Under the Barlow Clowes test the only relevant mental state of a defendant charged with dishonesty in civil proceedings is his or her knowledge. Once the knowledge of the defendant has been established it is then for the tribunal to act as the spokesman of the fair and reasonable man, who represents after all no more than the anthropomorphic conception of justice…and to determine if the defendant, possessed of that knowledge, and having engaged in the transactions in question, was dishonesty by ordinary standards. Ordinary standards mean general ordinary standards and no the standards of the class or cohort from which the defendant happens to come, although it is hard to see that they would or could be different.
Of course, if the Barlow Clowes test were adopted for disciplinary proceedings the tribunal may conclude on the evidence that a defendant accused of dishonesty was actually aware that what he was doing was wrong but such a finding would not be necessary to establish dishonesty.
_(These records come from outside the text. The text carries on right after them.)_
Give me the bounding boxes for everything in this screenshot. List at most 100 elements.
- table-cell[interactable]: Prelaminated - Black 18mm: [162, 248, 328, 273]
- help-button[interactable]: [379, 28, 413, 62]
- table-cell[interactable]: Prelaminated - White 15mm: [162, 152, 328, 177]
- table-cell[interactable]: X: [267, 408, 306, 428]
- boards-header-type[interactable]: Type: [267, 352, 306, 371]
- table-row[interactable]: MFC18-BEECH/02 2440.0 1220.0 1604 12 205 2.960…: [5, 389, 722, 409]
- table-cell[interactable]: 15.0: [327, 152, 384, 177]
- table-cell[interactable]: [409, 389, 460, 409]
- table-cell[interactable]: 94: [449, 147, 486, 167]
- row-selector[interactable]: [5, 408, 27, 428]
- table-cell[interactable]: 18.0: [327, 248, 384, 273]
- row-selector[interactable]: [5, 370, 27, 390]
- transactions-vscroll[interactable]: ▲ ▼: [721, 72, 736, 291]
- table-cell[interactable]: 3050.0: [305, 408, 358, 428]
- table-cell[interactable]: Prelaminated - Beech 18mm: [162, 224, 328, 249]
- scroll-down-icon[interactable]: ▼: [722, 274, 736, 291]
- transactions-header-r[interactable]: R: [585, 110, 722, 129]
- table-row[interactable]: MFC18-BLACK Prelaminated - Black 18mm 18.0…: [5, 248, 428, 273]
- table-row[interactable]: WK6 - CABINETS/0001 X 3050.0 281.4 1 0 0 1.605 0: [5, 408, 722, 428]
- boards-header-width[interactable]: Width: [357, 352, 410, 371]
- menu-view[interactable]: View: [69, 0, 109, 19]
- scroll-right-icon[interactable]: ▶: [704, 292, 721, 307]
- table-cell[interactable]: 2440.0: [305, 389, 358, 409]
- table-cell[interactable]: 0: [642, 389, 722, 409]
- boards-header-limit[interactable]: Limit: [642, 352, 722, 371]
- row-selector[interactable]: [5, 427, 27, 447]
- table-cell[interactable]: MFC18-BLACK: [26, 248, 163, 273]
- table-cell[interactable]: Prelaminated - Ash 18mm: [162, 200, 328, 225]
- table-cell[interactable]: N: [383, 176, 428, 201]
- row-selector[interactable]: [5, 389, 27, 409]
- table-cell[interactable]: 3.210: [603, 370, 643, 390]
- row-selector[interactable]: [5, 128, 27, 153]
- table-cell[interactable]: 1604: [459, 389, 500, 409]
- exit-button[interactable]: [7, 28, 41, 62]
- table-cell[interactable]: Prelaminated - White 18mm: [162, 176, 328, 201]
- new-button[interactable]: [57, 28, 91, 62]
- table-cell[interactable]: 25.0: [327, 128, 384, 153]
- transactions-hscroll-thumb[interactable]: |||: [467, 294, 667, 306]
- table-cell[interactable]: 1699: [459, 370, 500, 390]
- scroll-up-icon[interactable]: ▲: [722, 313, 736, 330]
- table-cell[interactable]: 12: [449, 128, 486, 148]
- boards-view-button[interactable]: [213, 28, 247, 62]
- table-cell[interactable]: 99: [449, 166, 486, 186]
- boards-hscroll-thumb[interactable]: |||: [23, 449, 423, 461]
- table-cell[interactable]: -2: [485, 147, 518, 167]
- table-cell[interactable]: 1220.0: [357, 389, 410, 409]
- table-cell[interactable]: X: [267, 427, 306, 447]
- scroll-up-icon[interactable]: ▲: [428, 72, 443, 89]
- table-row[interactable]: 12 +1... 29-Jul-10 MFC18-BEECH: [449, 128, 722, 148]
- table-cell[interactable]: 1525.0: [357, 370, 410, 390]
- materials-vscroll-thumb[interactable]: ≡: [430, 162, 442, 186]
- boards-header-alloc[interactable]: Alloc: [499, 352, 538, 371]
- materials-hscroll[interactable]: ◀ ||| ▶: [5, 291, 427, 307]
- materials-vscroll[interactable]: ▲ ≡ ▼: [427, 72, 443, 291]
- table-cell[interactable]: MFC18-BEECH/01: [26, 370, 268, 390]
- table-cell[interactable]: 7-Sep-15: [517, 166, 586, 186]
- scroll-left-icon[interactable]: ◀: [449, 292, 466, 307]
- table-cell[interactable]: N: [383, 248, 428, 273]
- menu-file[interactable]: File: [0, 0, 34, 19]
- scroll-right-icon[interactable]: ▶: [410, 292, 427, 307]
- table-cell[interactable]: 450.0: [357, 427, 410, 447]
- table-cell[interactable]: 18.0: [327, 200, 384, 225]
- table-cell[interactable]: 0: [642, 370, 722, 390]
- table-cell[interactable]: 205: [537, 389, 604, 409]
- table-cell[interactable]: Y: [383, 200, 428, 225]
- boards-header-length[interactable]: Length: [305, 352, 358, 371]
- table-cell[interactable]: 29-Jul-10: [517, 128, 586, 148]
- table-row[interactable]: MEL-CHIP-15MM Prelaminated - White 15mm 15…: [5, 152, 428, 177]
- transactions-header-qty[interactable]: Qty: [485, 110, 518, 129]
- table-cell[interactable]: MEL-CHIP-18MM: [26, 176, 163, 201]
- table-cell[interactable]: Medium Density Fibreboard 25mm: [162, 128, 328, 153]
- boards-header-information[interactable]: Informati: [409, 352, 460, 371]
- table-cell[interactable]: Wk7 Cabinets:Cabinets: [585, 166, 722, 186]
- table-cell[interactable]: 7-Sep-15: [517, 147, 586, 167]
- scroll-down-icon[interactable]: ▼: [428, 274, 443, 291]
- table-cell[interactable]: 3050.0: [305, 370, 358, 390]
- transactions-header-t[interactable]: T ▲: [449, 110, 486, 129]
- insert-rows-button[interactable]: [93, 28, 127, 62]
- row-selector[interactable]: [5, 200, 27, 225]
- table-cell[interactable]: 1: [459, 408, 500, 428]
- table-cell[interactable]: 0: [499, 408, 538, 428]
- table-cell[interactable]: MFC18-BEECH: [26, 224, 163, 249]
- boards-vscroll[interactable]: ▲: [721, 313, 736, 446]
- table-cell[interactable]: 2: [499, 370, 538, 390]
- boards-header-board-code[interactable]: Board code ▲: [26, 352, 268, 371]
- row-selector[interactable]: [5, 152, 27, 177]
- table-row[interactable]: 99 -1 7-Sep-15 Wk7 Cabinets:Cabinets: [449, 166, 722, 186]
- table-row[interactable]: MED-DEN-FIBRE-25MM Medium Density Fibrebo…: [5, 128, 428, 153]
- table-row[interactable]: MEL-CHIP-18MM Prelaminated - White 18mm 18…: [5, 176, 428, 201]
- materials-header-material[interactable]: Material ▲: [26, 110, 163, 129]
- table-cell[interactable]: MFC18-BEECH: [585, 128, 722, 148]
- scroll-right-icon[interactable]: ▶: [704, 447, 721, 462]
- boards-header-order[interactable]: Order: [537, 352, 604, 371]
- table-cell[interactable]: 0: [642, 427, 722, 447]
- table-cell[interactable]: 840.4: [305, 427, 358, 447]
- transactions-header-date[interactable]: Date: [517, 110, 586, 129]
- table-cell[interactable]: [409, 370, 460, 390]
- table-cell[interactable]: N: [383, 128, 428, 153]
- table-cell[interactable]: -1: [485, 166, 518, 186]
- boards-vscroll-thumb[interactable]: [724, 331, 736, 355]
The presence or absence of such awareness would however be highly relevant in the sanctions phase of the proceedings. .
Despite all of the above, Mostyn goes on to say that it would a ‘step too far’ for him to hold that Bryant does not represent the law concerning dishonesty in disciplinary proceedings or that Twinsectra/Ghosh has not been adapted as suggested in Hussein. He concedes that as things stand the test is as follows: the tribunal should first determine whether on the balance of probabilities, a defendant acted dishonestly by the standards of ordinary and honest members of that profession; and, if it finds that he or she did so, must go on to determine whether it is more likely than not that the defendant realised that what he or she was doing was by those standards, dishonesty .
Applying that test it was held that the panel was wrong in its conclusion that K had been dishonest and quashed the findings of dishonesty, remitting the case to the PCC to consider sanction.
Having spent many paragraphs explaining why the current test as used in regulatory proceedings is wrong in law, Mostyn J concedes he is bound by it and the criminal test therefore remains. Will Mostyn J and Popplewell J’s calls for the civil Barlow Clowes test to be used in regulatory proceedings be heard by the Court of Appeal when a case inevitably makes its way there? Whatever the relative merits of the alternative tests, clarity is urgently needed and a determination on this vexed question is long overdue.